Sunday, June 07, 2009

Mike Moritz Interview in the Mercury News

Mike Moritz, a leading venture capitalist, and one of the top honchos at (Mark Logic investor) Sequoia Capital, was recently featured in an interview in the San Jose Mercury News.

I've met Mike several times over the years and can say that when he starts talking, smart people start listening, kind of an EF Hutton of modern times (see this thirty-second 1980s advertisement to get the reference).

The article begins:

One of the world's pre-eminent venture capitalists, Michael Moritz of Sequoia Capital, has picked winners like Flextronics, Cisco Systems, Yahoo, PayPal and Google by focusing on small teams or individuals that on first glance might appear to be unfundable. In a rare interview, Moritz spoke with the Mercury News about one of his latest long-shots, a call-center company founded in India, how he picks companies to back, and the silver lining in the financial meltdown.

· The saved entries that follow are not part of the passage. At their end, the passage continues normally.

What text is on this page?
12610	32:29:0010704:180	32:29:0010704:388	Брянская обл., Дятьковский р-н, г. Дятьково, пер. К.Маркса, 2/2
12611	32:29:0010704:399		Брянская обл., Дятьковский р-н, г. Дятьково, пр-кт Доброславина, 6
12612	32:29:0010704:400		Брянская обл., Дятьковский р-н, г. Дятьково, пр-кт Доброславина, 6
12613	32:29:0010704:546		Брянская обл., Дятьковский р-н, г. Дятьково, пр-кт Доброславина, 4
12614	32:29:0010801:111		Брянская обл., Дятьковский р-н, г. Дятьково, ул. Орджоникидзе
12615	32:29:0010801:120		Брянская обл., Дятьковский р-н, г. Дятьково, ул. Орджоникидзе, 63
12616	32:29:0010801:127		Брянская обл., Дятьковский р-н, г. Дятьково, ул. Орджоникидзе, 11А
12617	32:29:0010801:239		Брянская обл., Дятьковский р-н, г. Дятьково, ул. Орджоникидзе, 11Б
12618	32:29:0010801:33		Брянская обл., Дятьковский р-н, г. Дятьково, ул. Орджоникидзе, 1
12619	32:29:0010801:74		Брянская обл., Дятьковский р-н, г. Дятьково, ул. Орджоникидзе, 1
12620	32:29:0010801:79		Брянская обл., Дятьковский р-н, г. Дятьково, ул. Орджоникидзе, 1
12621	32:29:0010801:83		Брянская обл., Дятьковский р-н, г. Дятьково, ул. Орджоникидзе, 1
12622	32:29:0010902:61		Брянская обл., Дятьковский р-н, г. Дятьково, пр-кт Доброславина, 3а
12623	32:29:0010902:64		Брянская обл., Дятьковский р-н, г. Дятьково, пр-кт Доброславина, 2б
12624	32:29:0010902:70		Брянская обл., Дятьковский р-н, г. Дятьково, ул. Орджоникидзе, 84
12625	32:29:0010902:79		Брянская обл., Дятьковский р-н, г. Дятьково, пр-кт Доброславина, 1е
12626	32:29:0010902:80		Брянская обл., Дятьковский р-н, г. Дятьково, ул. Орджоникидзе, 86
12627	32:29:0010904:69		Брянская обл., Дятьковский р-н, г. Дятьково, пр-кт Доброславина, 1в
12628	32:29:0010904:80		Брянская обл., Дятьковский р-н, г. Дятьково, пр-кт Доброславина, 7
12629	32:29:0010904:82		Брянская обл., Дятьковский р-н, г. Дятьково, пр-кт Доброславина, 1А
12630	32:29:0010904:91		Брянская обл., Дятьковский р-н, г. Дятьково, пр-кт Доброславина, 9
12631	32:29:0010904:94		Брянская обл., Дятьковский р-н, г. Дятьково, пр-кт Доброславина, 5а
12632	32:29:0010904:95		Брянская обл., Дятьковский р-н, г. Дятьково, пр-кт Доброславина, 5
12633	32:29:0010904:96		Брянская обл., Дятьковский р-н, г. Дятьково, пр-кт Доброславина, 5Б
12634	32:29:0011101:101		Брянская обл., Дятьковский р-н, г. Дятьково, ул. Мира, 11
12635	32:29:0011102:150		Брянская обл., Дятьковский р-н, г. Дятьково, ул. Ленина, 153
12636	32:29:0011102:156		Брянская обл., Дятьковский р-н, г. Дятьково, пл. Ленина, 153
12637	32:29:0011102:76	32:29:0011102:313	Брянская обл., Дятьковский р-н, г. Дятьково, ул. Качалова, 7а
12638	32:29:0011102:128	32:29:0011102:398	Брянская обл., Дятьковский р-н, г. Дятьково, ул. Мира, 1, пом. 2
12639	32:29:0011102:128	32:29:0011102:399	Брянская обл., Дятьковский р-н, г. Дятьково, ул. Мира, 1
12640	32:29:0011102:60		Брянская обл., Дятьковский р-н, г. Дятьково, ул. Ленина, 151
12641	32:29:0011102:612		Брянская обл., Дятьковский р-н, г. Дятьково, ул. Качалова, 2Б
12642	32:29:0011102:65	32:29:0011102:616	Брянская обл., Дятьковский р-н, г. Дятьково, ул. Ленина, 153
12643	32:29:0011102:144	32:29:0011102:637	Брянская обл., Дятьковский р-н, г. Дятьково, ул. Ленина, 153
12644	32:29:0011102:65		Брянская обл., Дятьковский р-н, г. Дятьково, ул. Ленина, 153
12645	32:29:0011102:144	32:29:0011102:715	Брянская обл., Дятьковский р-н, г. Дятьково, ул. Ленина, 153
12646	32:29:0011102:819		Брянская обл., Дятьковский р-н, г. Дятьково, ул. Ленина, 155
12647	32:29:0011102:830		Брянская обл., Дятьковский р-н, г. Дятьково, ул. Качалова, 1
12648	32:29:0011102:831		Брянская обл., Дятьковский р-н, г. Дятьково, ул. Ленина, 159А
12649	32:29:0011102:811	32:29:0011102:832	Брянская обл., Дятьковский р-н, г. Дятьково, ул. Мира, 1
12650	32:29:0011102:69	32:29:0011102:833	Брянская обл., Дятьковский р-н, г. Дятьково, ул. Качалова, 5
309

Following is an edited transcript.

Q: How has the financial crisis reshaped the economy and affected the way you pick winners?

Hopefully that tempts you enough to go read the whole article. If not, here's my favorite excerpt on one of my favorite topics, revisionism:

When we help organize one of these companies at the beginning, it never looks like the world's greatest idea. I think it's the marketing and PR department that rewrites history and tells you that it was always the world's greatest idea. What they don't say is that at the very beginning there was great uncertainty and a great lack of clarity. It was murky and confused and messy circumstances. I can't think of any investment that we made in a startup company or with just a few people where things didn't get worse before they got better.